Bibliothèques contrepoisons ?

Dans leurs attaques contre le système culturel existant dans leur pays, les deux auteurs n'y vont pas de main morte. Pour redresser une situation détestable et retrouver un niveau décent ils mettent en avant essentiellement deux moyens : le développement harmonieux, planifié d'un réseau ramifié des bibliothèques, la promotion du livre et de la lecture dans tout le système éducatif proposé aux enfants et aux étudiants comme dans l'offre culturelle orientée vers les adultes. Seules les bibliothèques, si elles sont suffisamment nombreuses et développées, peuvent servir de contrepoison à la pseudo-culture quasi obligatoire des médias dits audio-visuels. Elles sont le seul moyen pour se désintoxiquer idéologiquement face aux structures narratives et péniblement itératives des bandes dessinées et des séries télévisées. Dans cette perspective les bibliothèques deviennent des institutions permettant la formation (l'auto-formation même peut-on dire) de leurs usagers à l'égal et en même temps que les pinacothèques, les laboratoires et les musées.

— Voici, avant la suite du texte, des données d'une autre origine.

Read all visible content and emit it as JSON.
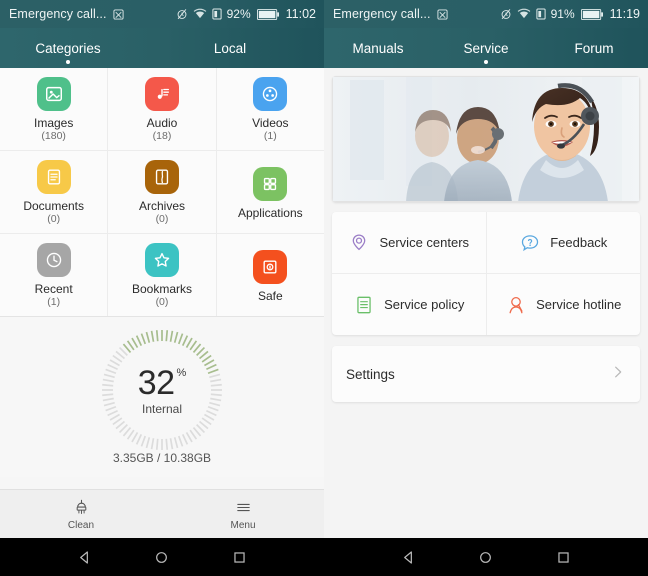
{
  "left": {
    "statusbar": {
      "carrier": "Emergency call...",
      "sim_icon": "sim-card-icon",
      "alarm_icon": "alarm-off-icon",
      "wifi_icon": "wifi-icon",
      "signal_icon": "signal-no-service-icon",
      "battery_pct": "92%",
      "battery_icon": "battery-icon",
      "time": "11:02"
    },
    "tabs": [
      {
        "label": "Categories",
        "active": true
      },
      {
        "label": "Local",
        "active": false
      }
    ],
    "categories": [
      {
        "label": "Images",
        "count": "(180)",
        "icon": "image-icon",
        "color": "#4fc08a"
      },
      {
        "label": "Audio",
        "count": "(18)",
        "icon": "music-note-icon",
        "color": "#f4584a"
      },
      {
        "label": "Videos",
        "count": "(1)",
        "icon": "film-reel-icon",
        "color": "#4aa3ef"
      },
      {
        "label": "Documents",
        "count": "(0)",
        "icon": "document-icon",
        "color": "#f7c948"
      },
      {
        "label": "Archives",
        "count": "(0)",
        "icon": "archive-zip-icon",
        "color": "#a8640a"
      },
      {
        "label": "Applications",
        "count": "",
        "icon": "apps-grid-icon",
        "color": "#7cc262"
      },
      {
        "label": "Recent",
        "count": "(1)",
        "icon": "clock-icon",
        "color": "#a6a6a6"
      },
      {
        "label": "Bookmarks",
        "count": "(0)",
        "icon": "star-icon",
        "color": "#3cc3c3"
      },
      {
        "label": "Safe",
        "count": "",
        "icon": "safe-lock-icon",
        "color": "#f4501e"
      }
    ],
    "storage": {
      "percent": "32",
      "percent_symbol": "%",
      "percent_value": 32,
      "sublabel": "Internal",
      "used_total": "3.35GB / 10.38GB",
      "gauge_fill_color": "#a7bd8e",
      "gauge_track_color": "#dcdcdc"
    },
    "toolbar": [
      {
        "label": "Clean",
        "icon": "brush-icon"
      },
      {
        "label": "Menu",
        "icon": "hamburger-menu-icon"
      }
    ]
  },
  "right": {
    "statusbar": {
      "carrier": "Emergency call...",
      "sim_icon": "sim-card-icon",
      "alarm_icon": "alarm-off-icon",
      "wifi_icon": "wifi-icon",
      "signal_icon": "signal-no-service-icon",
      "battery_pct": "91%",
      "battery_icon": "battery-icon",
      "time": "11:19"
    },
    "tabs": [
      {
        "label": "Manuals",
        "active": false
      },
      {
        "label": "Service",
        "active": true
      },
      {
        "label": "Forum",
        "active": false
      }
    ],
    "banner": {
      "alt": "call center agents wearing headsets"
    },
    "services": [
      {
        "label": "Service centers",
        "icon": "map-pin-icon",
        "color": "#9b7ec7"
      },
      {
        "label": "Feedback",
        "icon": "question-chat-icon",
        "color": "#5aa8e0"
      },
      {
        "label": "Service policy",
        "icon": "policy-doc-icon",
        "color": "#6abf69"
      },
      {
        "label": "Service hotline",
        "icon": "person-call-icon",
        "color": "#ef6a4b"
      }
    ],
    "settings": {
      "label": "Settings",
      "chevron_icon": "chevron-right-icon"
    }
  },
  "navbar": {
    "back_icon": "back-triangle-icon",
    "home_icon": "home-circle-icon",
    "recents_icon": "recents-square-icon"
  },
  "theme": {
    "header_teal": "#2a6066",
    "page_bg": "#f4f4f4",
    "card_bg": "#fcfcfc"
  }
}
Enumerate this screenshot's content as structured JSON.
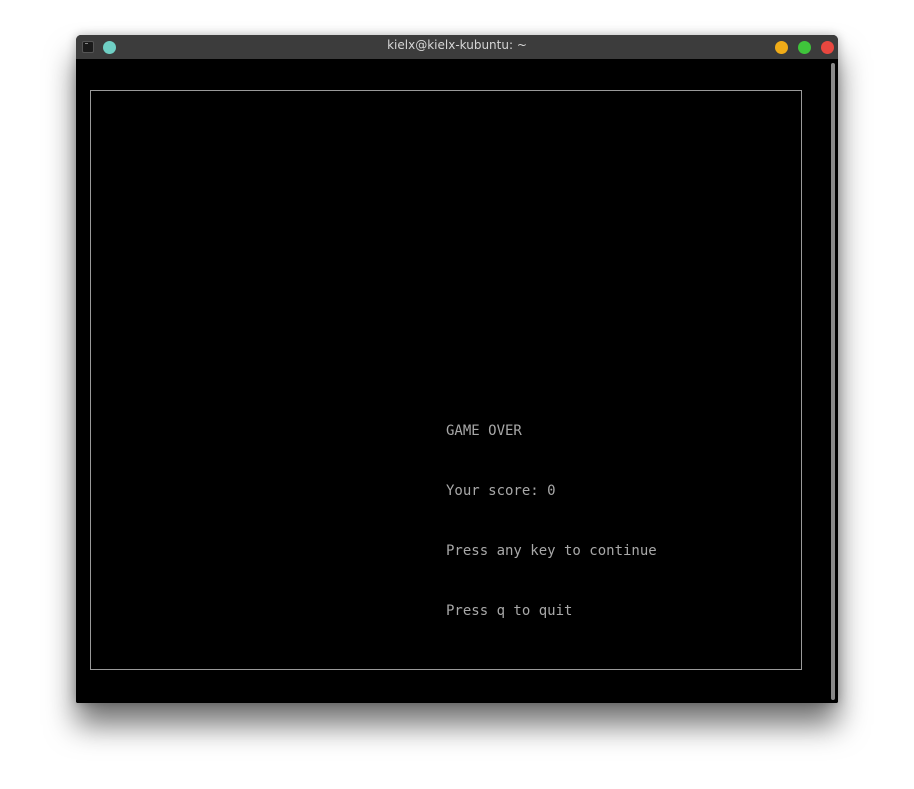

Tout ceci pose le problème des bibliothécaires et de leur formation. C'est une chose bien connue en Italie (comme dans d'autres pays) on demande beaucoup au bibliothécaire gestionnaire d'une petite ou d'une moyenne bibliothèque. Peu formé, ayant parfois un statut précaire et souvent un emploi à temps partiel, il doit pourtant être à la fois un animateur culturel, un catalogueur, un magasinier, un technicien audio-visuel et bien d'autres choses encore. Ces professionnels arlequins ne doivent plus exister; le métier de bibliothécaire et celui d'animateur culturel sont deux choses bien différentes qui réclament une attitude et un professionalisme spécifiques. La formation des bibliothécaires est toute à revoir, à réorganiser : s'il n'existe pas une profession fortement organisée, définie, reconnue dans son rôle primordial et unique, il y a alors dépérissement et dégradation des bibliothèques, patrimoine collectif du pays, précieuses et fertiles ressources pour la culture populaire, pour l'information démocratique de tous. Pas de bibliographie malheureusement dans ce petit livre mais des références en bas de page où des auteurs français sont assez souvent cités.